The effect of solar cycle dependent heliospheric turbulence on cosmic ray modulation

Abstract

We solve the transport equations for the radial evolution of the turbulence in the solar wind (Zank et al., 1996) numerically to determine the spatial dependence of the turbulence quantities that are used in the diffusion tensor for galactic cosmic rays. The results are used as input for a two-dimensional steady-state transport equation that is also solved numerically to describe the modulation of cosmic-ray protons in the heliosphere. This procedure is carried out for two sets of parameters to model both solar minimum and solar maximum conditions, respectively. Our choice of turbulence parameters leads to a correlation length and variance of the fluctuating field that vary less with latitude during solar maximum conditions than during solar minimum conditions.

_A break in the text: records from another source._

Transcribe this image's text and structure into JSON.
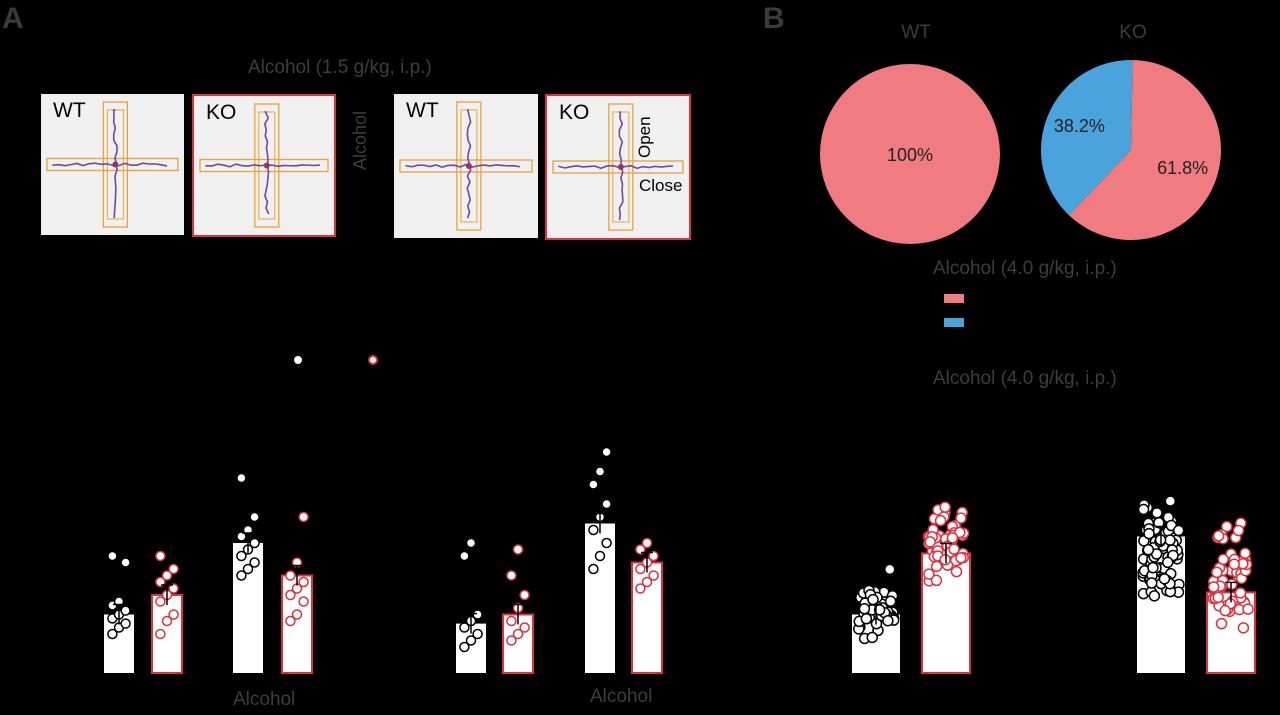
{
  "panels": {
    "a": "A",
    "b": "B"
  },
  "panel_a": {
    "dose_label": "Alcohol (1.5 g/kg, i.p.)",
    "alcohol_vertical_label": "Alcohol",
    "mazes": [
      {
        "label": "WT",
        "group": "wt"
      },
      {
        "label": "KO",
        "group": "ko"
      },
      {
        "label": "WT",
        "group": "wt"
      },
      {
        "label": "KO",
        "group": "ko",
        "open_label": "Open",
        "close_label": "Close"
      }
    ],
    "bottom_labels": [
      "Alcohol",
      "Alcohol"
    ],
    "legend_colors": {
      "wt": "#ffffff",
      "ko": "#e0303a"
    }
  },
  "panel_b": {
    "dose_label_1": "Alcohol (4.0 g/kg, i.p.)",
    "dose_label_2": "Alcohol (4.0 g/kg, i.p.)",
    "legend_colors": [
      "#f07c82",
      "#4aa3dc"
    ]
  },
  "colors": {
    "wt_fill": "#ffffff",
    "ko_edge": "#e0303a",
    "pie_red": "#f07c82",
    "pie_blue": "#4aa3dc"
  },
  "chart_data": [
    {
      "type": "pie",
      "title": "WT",
      "slices": [
        {
          "value": 100,
          "label": "100%",
          "color": "#f07c82"
        }
      ]
    },
    {
      "type": "pie",
      "title": "KO",
      "slices": [
        {
          "value": 61.8,
          "label": "61.8%",
          "color": "#f07c82"
        },
        {
          "value": 38.2,
          "label": "38.2%",
          "color": "#4aa3dc"
        }
      ]
    },
    {
      "type": "bar",
      "categories": [
        "",
        "Alcohol"
      ],
      "series": [
        {
          "group": "wt",
          "values": [
            0.45,
            1.0
          ],
          "points": [
            [
              0.3,
              0.35,
              0.38,
              0.42,
              0.45,
              0.48,
              0.52,
              0.55,
              0.85,
              0.9
            ],
            [
              0.75,
              0.8,
              0.85,
              0.9,
              0.95,
              1.0,
              1.05,
              1.1,
              1.2,
              1.5
            ]
          ]
        },
        {
          "group": "ko",
          "values": [
            0.6,
            0.75
          ],
          "points": [
            [
              0.3,
              0.4,
              0.45,
              0.55,
              0.6,
              0.65,
              0.7,
              0.75,
              0.8,
              0.9
            ],
            [
              0.4,
              0.45,
              0.55,
              0.6,
              0.65,
              0.7,
              0.75,
              0.85,
              1.2
            ]
          ]
        }
      ],
      "ylim": [
        0,
        2
      ]
    },
    {
      "type": "bar",
      "categories": [
        "",
        "Alcohol"
      ],
      "series": [
        {
          "group": "wt",
          "values": [
            0.38,
            1.15
          ],
          "points": [
            [
              0.2,
              0.25,
              0.3,
              0.35,
              0.4,
              0.45,
              0.9,
              1.0
            ],
            [
              0.8,
              0.9,
              1.0,
              1.1,
              1.2,
              1.3,
              1.45,
              1.55,
              1.7
            ]
          ]
        },
        {
          "group": "ko",
          "values": [
            0.45,
            0.85
          ],
          "points": [
            [
              0.25,
              0.3,
              0.35,
              0.4,
              0.5,
              0.6,
              0.75,
              0.95
            ],
            [
              0.65,
              0.7,
              0.75,
              0.8,
              0.85,
              0.9,
              0.95,
              1.0
            ]
          ]
        }
      ],
      "ylim": [
        0,
        2
      ]
    },
    {
      "type": "bar",
      "categories": [
        "",
        ""
      ],
      "series": [
        {
          "group": "wt",
          "values": [
            0.45,
            1.05
          ],
          "n": [
            55,
            80
          ],
          "range": [
            [
              0.2,
              0.85
            ],
            [
              0.4,
              1.55
            ]
          ]
        },
        {
          "group": "ko",
          "values": [
            0.92,
            0.62
          ],
          "n": [
            55,
            55
          ],
          "range": [
            [
              0.6,
              1.4
            ],
            [
              0.15,
              1.3
            ]
          ]
        }
      ],
      "ylim": [
        0,
        2
      ]
    }
  ]
}
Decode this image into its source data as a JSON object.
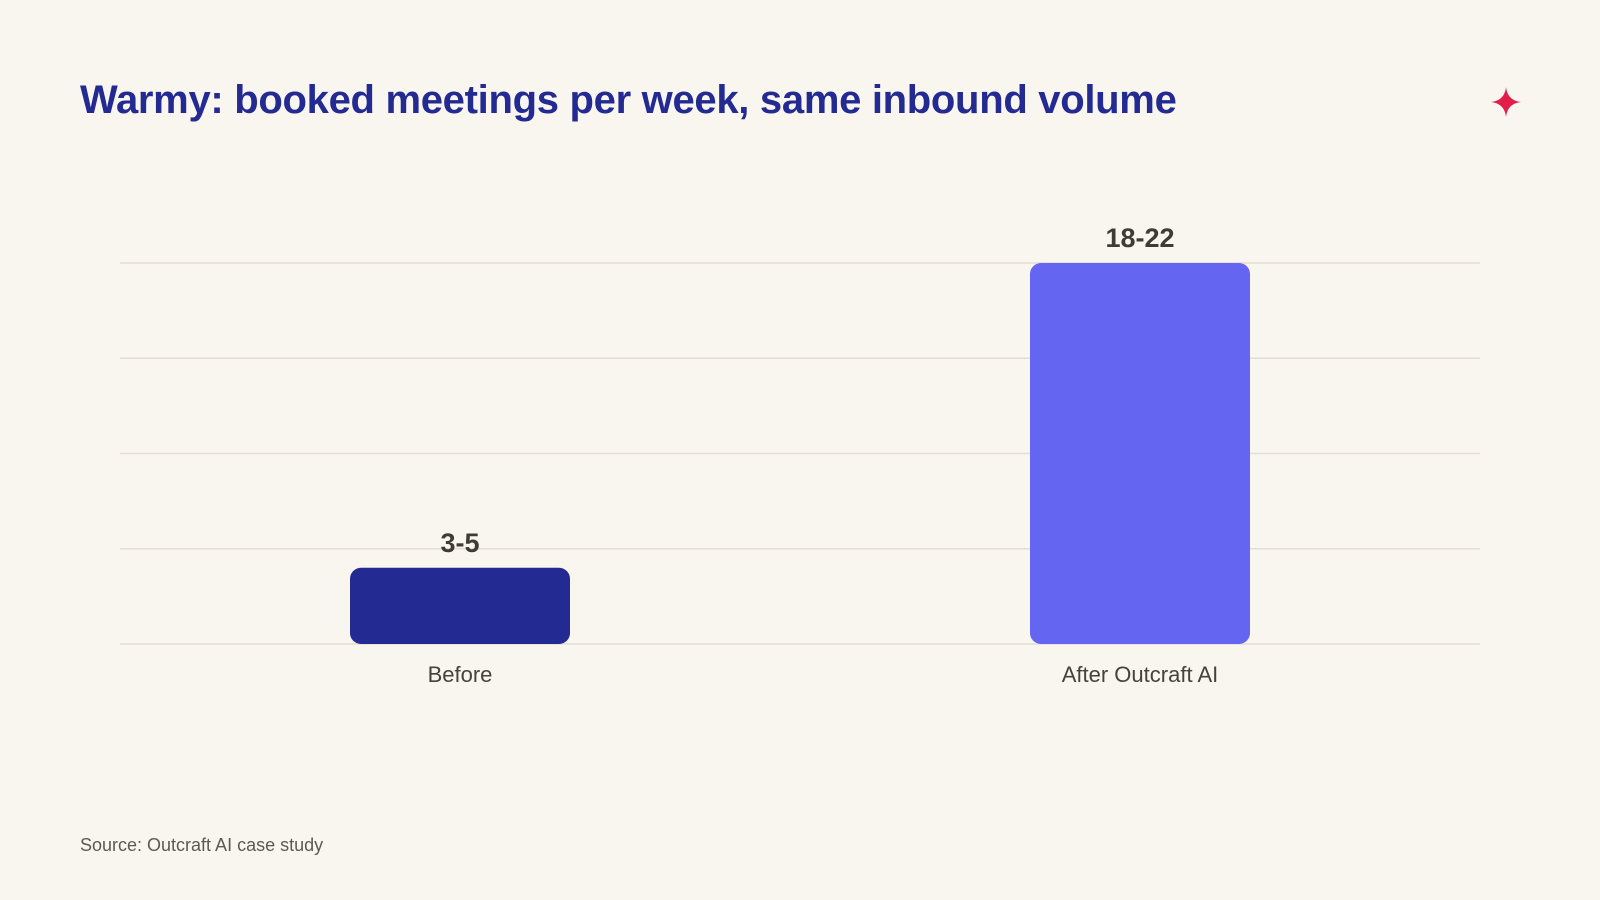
{
  "brand": {
    "icon": "sparkle-icon",
    "color": "#e11d48"
  },
  "chart_data": {
    "type": "bar",
    "title": "Warmy: booked meetings per week, same inbound volume",
    "categories": [
      "Before",
      "After Outcraft AI"
    ],
    "series": [
      {
        "values": [
          [
            3,
            5
          ],
          [
            18,
            22
          ]
        ],
        "labels": [
          "3-5",
          "18-22"
        ],
        "colors": [
          "#232a91",
          "#6466f1"
        ]
      }
    ],
    "xlabel": "",
    "ylabel": "",
    "grid": true,
    "legend": "none"
  },
  "footer": {
    "source": "Source: Outcraft AI case study"
  }
}
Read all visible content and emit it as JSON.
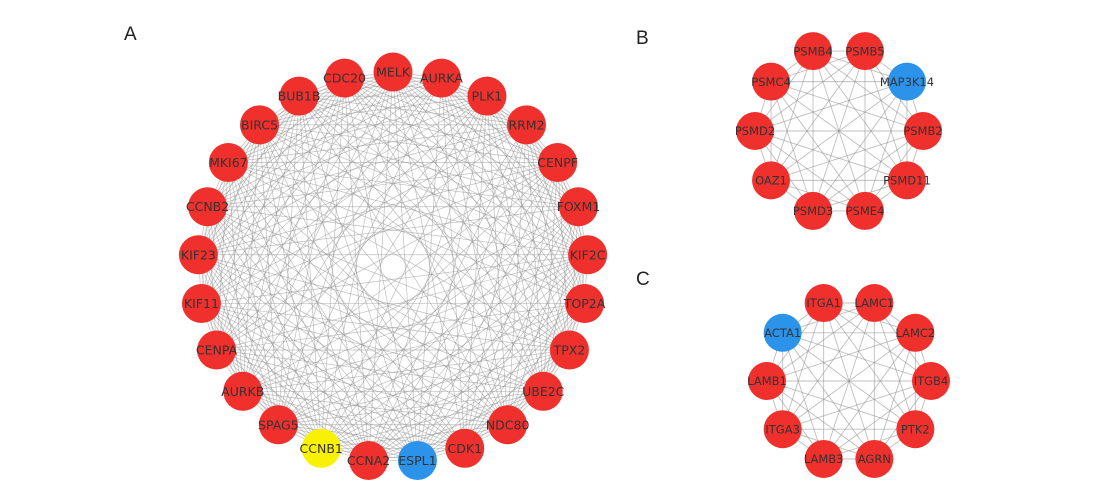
{
  "figure": {
    "panels": [
      {
        "label": "A",
        "nodes": [
          {
            "name": "MELK",
            "color": "red"
          },
          {
            "name": "AURKA",
            "color": "red"
          },
          {
            "name": "PLK1",
            "color": "red"
          },
          {
            "name": "RRM2",
            "color": "red"
          },
          {
            "name": "CENPF",
            "color": "red"
          },
          {
            "name": "FOXM1",
            "color": "red"
          },
          {
            "name": "KIF2C",
            "color": "red"
          },
          {
            "name": "TOP2A",
            "color": "red"
          },
          {
            "name": "TPX2",
            "color": "red"
          },
          {
            "name": "UBE2C",
            "color": "red"
          },
          {
            "name": "NDC80",
            "color": "red"
          },
          {
            "name": "CDK1",
            "color": "red"
          },
          {
            "name": "ESPL1",
            "color": "blue"
          },
          {
            "name": "CCNA2",
            "color": "red"
          },
          {
            "name": "CCNB1",
            "color": "yellow"
          },
          {
            "name": "SPAG5",
            "color": "red"
          },
          {
            "name": "AURKB",
            "color": "red"
          },
          {
            "name": "CENPA",
            "color": "red"
          },
          {
            "name": "KIF11",
            "color": "red"
          },
          {
            "name": "KIF23",
            "color": "red"
          },
          {
            "name": "CCNB2",
            "color": "red"
          },
          {
            "name": "MKI67",
            "color": "red"
          },
          {
            "name": "BIRC5",
            "color": "red"
          },
          {
            "name": "BUB1B",
            "color": "red"
          },
          {
            "name": "CDC20",
            "color": "red"
          }
        ]
      },
      {
        "label": "B",
        "nodes": [
          {
            "name": "PSMB5",
            "color": "red"
          },
          {
            "name": "MAP3K14",
            "color": "blue"
          },
          {
            "name": "PSMB2",
            "color": "red"
          },
          {
            "name": "PSMD11",
            "color": "red"
          },
          {
            "name": "PSME4",
            "color": "red"
          },
          {
            "name": "PSMD3",
            "color": "red"
          },
          {
            "name": "OAZ1",
            "color": "red"
          },
          {
            "name": "PSMD2",
            "color": "red"
          },
          {
            "name": "PSMC4",
            "color": "red"
          },
          {
            "name": "PSMB4",
            "color": "red"
          }
        ]
      },
      {
        "label": "C",
        "nodes": [
          {
            "name": "LAMC1",
            "color": "red"
          },
          {
            "name": "LAMC2",
            "color": "red"
          },
          {
            "name": "ITGB4",
            "color": "red"
          },
          {
            "name": "PTK2",
            "color": "red"
          },
          {
            "name": "AGRN",
            "color": "red"
          },
          {
            "name": "LAMB3",
            "color": "red"
          },
          {
            "name": "ITGA3",
            "color": "red"
          },
          {
            "name": "LAMB1",
            "color": "red"
          },
          {
            "name": "ACTA1",
            "color": "blue"
          },
          {
            "name": "ITGA1",
            "color": "red"
          }
        ]
      }
    ],
    "colors": {
      "red": "#f0302c",
      "blue": "#2b93ea",
      "yellow": "#f8f200",
      "edge": "#8a8a8a"
    }
  }
}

Better overall agreement with observed cosmic ray data is found for anisotropic perpendicular diffusion, when the meridional component of the perpendicular mean free path has a flatter rigidity dependence than the parallel mean free path at low rigidity. We find somewhat better agreement with cosmic ray data during solar maximum conditions than during solar minimum conditions for the current choice of the diffusion tensor. During solar maximum conditions, drift effects are reduced by using large values for the random motion of the magnetic field lines, but smaller values are needed during times of minimum solar activity to account for larger drift effects, such as larger latitudinal gradients during A > 0 magnetic polarity.